Integration of Independent Front Axles for Gear Mesh Energy 2007-01-2240
The need for improved axle NVH integration has increased significantly in recent years with industry trends toward full-time and automatic four wheel drive (4wd) systems. Along with seamless 4wd operation, quiet performance has become a universal expectation. Axle gear-mesh noise can be transmitted to the vehicle passenger compartment through airborne paths (not discussed in this paper) and structure-borne paths (the focus of this paper.) A variety of mounting configurations are used in an attempt to provide improved axle isolation and reduce structure-borne transmission of gear-mesh noise.
The configuration discussed in this paper is a 4-point vertical mount design for an Independent Front Drive Axle (IFDA). A significant benefit of this configuration is improved isolation in the range of drive torques where axle-related NVH issues typically exist. Much consideration needs to be given to the structure borne noise path from the source of the meshing gears to the resulting sound pressure in the vehicle.
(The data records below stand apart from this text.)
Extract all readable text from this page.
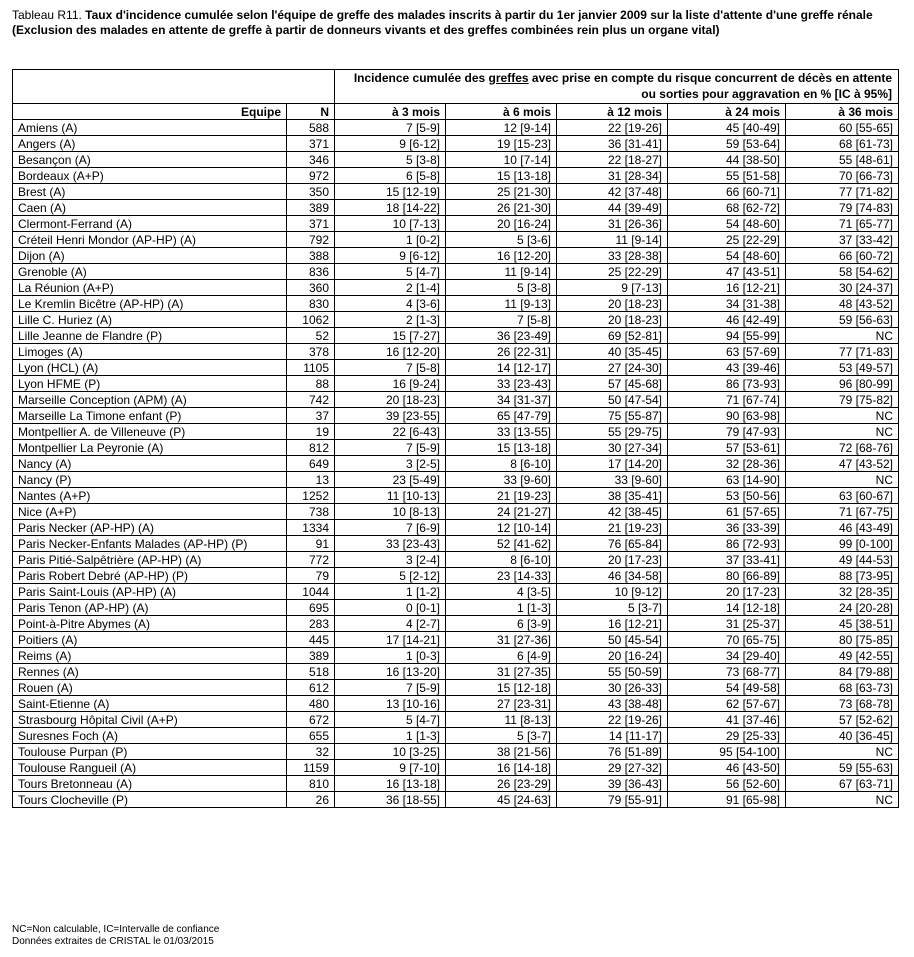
Tableau R11. Taux d'incidence cumulée selon l'équipe de greffe des malades inscrits à partir du 1er janvier 2009 sur la liste d'attente d'une greffe rénale
(Exclusion des malades en attente de greffe à partir de donneurs vivants et des greffes combinées rein plus un organe vital)
		Incidence cumulée des greffes avec prise en compte du risque concurrent de décès en attente ou sorties pour aggravation en % [IC à 95%]				
Equipe	N	à 3 mois	à 6 mois	à 12 mois	à 24 mois	à 36 mois
Amiens (A)	588	7 [5-9]	12 [9-14]	22 [19-26]	45 [40-49]	60 [55-65]
Angers (A)	371	9 [6-12]	19 [15-23]	36 [31-41]	59 [53-64]	68 [61-73]
Besançon (A)	346	5 [3-8]	10 [7-14]	22 [18-27]	44 [38-50]	55 [48-61]
Bordeaux (A+P)	972	6 [5-8]	15 [13-18]	31 [28-34]	55 [51-58]	70 [66-73]
Brest (A)	350	15 [12-19]	25 [21-30]	42 [37-48]	66 [60-71]	77 [71-82]
Caen (A)	389	18 [14-22]	26 [21-30]	44 [39-49]	68 [62-72]	79 [74-83]
Clermont-Ferrand (A)	371	10 [7-13]	20 [16-24]	31 [26-36]	54 [48-60]	71 [65-77]
Créteil Henri Mondor (AP-HP) (A)	792	1 [0-2]	5 [3-6]	11 [9-14]	25 [22-29]	37 [33-42]
Dijon (A)	388	9 [6-12]	16 [12-20]	33 [28-38]	54 [48-60]	66 [60-72]
Grenoble (A)	836	5 [4-7]	11 [9-14]	25 [22-29]	47 [43-51]	58 [54-62]
La Réunion (A+P)	360	2 [1-4]	5 [3-8]	9 [7-13]	16 [12-21]	30 [24-37]
Le Kremlin Bicêtre (AP-HP) (A)	830	4 [3-6]	11 [9-13]	20 [18-23]	34 [31-38]	48 [43-52]
Lille C. Huriez (A)	1062	2 [1-3]	7 [5-8]	20 [18-23]	46 [42-49]	59 [56-63]
Lille Jeanne de Flandre (P)	52	15 [7-27]	36 [23-49]	69 [52-81]	94 [55-99]	NC
Limoges (A)	378	16 [12-20]	26 [22-31]	40 [35-45]	63 [57-69]	77 [71-83]
Lyon (HCL) (A)	1105	7 [5-8]	14 [12-17]	27 [24-30]	43 [39-46]	53 [49-57]
Lyon HFME (P)	88	16 [9-24]	33 [23-43]	57 [45-68]	86 [73-93]	96 [80-99]
Marseille Conception (APM) (A)	742	20 [18-23]	34 [31-37]	50 [47-54]	71 [67-74]	79 [75-82]
Marseille La Timone enfant (P)	37	39 [23-55]	65 [47-79]	75 [55-87]	90 [63-98]	NC
Montpellier A. de Villeneuve (P)	19	22 [6-43]	33 [13-55]	55 [29-75]	79 [47-93]	NC
Montpellier La Peyronie (A)	812	7 [5-9]	15 [13-18]	30 [27-34]	57 [53-61]	72 [68-76]
Nancy (A)	649	3 [2-5]	8 [6-10]	17 [14-20]	32 [28-36]	47 [43-52]
Nancy (P)	13	23 [5-49]	33 [9-60]	33 [9-60]	63 [14-90]	NC
Nantes (A+P)	1252	11 [10-13]	21 [19-23]	38 [35-41]	53 [50-56]	63 [60-67]
Nice (A+P)	738	10 [8-13]	24 [21-27]	42 [38-45]	61 [57-65]	71 [67-75]
Paris Necker (AP-HP) (A)	1334	7 [6-9]	12 [10-14]	21 [19-23]	36 [33-39]	46 [43-49]
Paris Necker-Enfants Malades (AP-HP) (P)	91	33 [23-43]	52 [41-62]	76 [65-84]	86 [72-93]	99 [0-100]
Paris Pitié-Salpêtrière (AP-HP) (A)	772	3 [2-4]	8 [6-10]	20 [17-23]	37 [33-41]	49 [44-53]
Paris Robert Debré (AP-HP) (P)	79	5 [2-12]	23 [14-33]	46 [34-58]	80 [66-89]	88 [73-95]
Paris Saint-Louis (AP-HP) (A)	1044	1 [1-2]	4 [3-5]	10 [9-12]	20 [17-23]	32 [28-35]
Paris Tenon (AP-HP) (A)	695	0 [0-1]	1 [1-3]	5 [3-7]	14 [12-18]	24 [20-28]
Point-à-Pitre Abymes (A)	283	4 [2-7]	6 [3-9]	16 [12-21]	31 [25-37]	45 [38-51]
Poitiers (A)	445	17 [14-21]	31 [27-36]	50 [45-54]	70 [65-75]	80 [75-85]
Reims (A)	389	1 [0-3]	6 [4-9]	20 [16-24]	34 [29-40]	49 [42-55]
Rennes (A)	518	16 [13-20]	31 [27-35]	55 [50-59]	73 [68-77]	84 [79-88]
Rouen (A)	612	7 [5-9]	15 [12-18]	30 [26-33]	54 [49-58]	68 [63-73]
Saint-Etienne (A)	480	13 [10-16]	27 [23-31]	43 [38-48]	62 [57-67]	73 [68-78]
Strasbourg Hôpital Civil (A+P)	672	5 [4-7]	11 [8-13]	22 [19-26]	41 [37-46]	57 [52-62]
Suresnes Foch (A)	655	1 [1-3]	5 [3-7]	14 [11-17]	29 [25-33]	40 [36-45]
Toulouse Purpan (P)	32	10 [3-25]	38 [21-56]	76 [51-89]	95 [54-100]	NC
Toulouse Rangueil (A)	1159	9 [7-10]	16 [14-18]	29 [27-32]	46 [43-50]	59 [55-63]
Tours Bretonneau (A)	810	16 [13-18]	26 [23-29]	39 [36-43]	56 [52-60]	67 [63-71]
Tours Clocheville (P)	26	36 [18-55]	45 [24-63]	79 [55-91]	91 [65-98]	NC
NC=Non calculable, IC=Intervalle de confiance
Données extraites de CRISTAL le 01/03/2015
Additionally, the benefit of improved isolation can be lost if production tolerance accumulation effects and resulting mount preloads are not accounted for in the design.
This paper discusses experimental and analytical processes including Design for Six Sigma (DFSS), Variation Simulation Modeling (VSM) and Finite Element Analysis (FEA) used to study the gear mesh energy path under various operating conditions and production variations.